You can also use an annual salary to determine your hourly consulting rate. If the kind of consulting work you plan to do is also performed by full-time employees, you will be able to find annual salary ranges on Salary and Payscale, and in annual salary surveys published by one or both of the professional associations you belong to.

Once you know the typical annual salary for someone who performs the same sort of work you will perform, you can calculate an hourly rate for your consulting services. A typical work-year includes about 2000 working hours.

If people who perform the same kind of work you do get paid $100K per year, that works out to about $50/hour ($100,000 divided by 2000 hours).
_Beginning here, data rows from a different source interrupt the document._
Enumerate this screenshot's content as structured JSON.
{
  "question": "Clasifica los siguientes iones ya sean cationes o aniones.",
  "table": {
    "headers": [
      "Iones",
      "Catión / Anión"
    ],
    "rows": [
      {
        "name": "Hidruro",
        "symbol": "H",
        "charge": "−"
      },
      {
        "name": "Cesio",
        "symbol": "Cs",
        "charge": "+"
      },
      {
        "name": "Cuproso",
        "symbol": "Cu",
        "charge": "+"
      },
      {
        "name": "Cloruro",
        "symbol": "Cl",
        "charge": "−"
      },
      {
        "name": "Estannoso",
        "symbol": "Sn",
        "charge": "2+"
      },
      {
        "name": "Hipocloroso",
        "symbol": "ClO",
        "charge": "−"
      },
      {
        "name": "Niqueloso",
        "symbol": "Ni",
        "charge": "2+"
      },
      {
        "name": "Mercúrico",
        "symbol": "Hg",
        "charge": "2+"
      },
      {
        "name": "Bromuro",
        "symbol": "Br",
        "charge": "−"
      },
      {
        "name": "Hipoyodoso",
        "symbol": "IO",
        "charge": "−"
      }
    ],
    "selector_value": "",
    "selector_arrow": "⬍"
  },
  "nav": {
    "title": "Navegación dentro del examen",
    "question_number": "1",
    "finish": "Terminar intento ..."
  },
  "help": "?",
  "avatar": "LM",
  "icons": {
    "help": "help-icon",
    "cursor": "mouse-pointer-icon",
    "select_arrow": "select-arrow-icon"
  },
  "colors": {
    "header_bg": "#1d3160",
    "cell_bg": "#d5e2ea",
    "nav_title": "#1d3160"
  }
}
Independent consulting doesn’t include any employee benefits and few consultants can bank on their ability to bill 2000 hours per year, so you will bump up that $50/hour consulting rate to $75/hour or a little more. These first two clients know that you are new to consulting.

Ask them what they think is a fair hourly rate for your services. As you go forward in your consulting career, you will learn more and more about the market for your services, as well as the cost of the pain you will solve for your clients.

Your first two projects may be the most reasonably-priced consulting projects you will ever take on, but whatever you give up in revenues you will reap in powerful learning!

All the best,


  • Misha-
    I suggest you attend the Lab Quality Confab that will be held in October. You will have all of your questions answered including those you never would have thought of.

  • With 1099 and C2C (you pay all taxes, benefits, expenses) the take home after all that is about 55% of your rate (though you can do far better with a really good accountant and book keeper sometimes). So a $100K job that takes home around $70K, would compare to about $64/hr or $128,000 with 1099 or C2C (in Texas with no state taxes). Of course it if is all expenses like moving included you can wind up making far less if you aren’t careful and you can have real problems with taxes if you don’t hire a good bookkeeper and accountant.

  • Agree w/Liz. One quick question, is your work highly technical w/specific expertise? If that’s the case, it can affect Mkt rates higher.